Message par someone1600 »

Strum a écrit :Je pense en tout cas qu'on explique mieux la fureur d'Ethan à l'idée que Debby couche avec Scar par son racisme pathologique, sa haine de l'autre, qui ressemble un peu à une haine (ou à une peur) d'une partie de lui-même, puisqu'il est lui aussi, comme Scar et les indiens, un paria. Quitte à faire des extrapolations sur le film, il me paraitrait plus raisonnable d'en rester à une autre idée ou hypothèse, selon laquelle Debby pourrait être la fille d'Ethan - on sait qu'Ethan est initialement parti pour mener sa vie de paria parce qu'il aimait Marta, la femme de son frère, et que cet amour était réciproque (cf le plan furtif du manteau caressé).
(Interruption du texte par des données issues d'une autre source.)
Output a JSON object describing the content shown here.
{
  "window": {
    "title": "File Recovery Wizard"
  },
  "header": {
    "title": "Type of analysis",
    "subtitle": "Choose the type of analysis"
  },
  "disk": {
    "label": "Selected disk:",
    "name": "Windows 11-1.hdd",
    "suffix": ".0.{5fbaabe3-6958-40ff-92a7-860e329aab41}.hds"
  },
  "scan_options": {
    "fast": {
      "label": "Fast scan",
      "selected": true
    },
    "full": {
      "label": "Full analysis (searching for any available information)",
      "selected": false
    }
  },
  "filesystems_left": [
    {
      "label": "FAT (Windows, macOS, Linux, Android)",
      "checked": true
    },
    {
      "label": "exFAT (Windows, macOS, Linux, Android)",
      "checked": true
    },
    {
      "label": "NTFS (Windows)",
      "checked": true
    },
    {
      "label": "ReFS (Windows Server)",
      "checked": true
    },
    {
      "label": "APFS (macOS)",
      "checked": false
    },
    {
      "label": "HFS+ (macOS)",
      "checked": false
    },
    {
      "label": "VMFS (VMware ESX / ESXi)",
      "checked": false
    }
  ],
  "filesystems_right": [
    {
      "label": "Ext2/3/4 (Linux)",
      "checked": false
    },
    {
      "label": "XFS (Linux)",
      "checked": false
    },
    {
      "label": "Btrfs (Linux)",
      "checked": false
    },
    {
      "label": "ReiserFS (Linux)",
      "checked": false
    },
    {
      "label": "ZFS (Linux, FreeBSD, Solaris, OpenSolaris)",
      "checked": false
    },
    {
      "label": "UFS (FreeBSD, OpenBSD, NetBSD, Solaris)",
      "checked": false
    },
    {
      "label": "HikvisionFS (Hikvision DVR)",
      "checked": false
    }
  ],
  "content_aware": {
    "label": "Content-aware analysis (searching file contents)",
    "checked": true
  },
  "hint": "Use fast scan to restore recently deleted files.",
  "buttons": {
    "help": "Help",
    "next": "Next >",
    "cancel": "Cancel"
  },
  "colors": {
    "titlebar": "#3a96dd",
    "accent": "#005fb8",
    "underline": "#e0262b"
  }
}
On sait aussi que lorsqu'il est parti, Debby était déjà née. Et quand il rejoint Debby dans la grotte pour la tuer à la fin, il la reconnait comme sa nièce (ou sa fille donc) en la portant à bout de bras, comme il le faisait quand elle était bébé (même geste quand il la soulève au début du film dans la maison).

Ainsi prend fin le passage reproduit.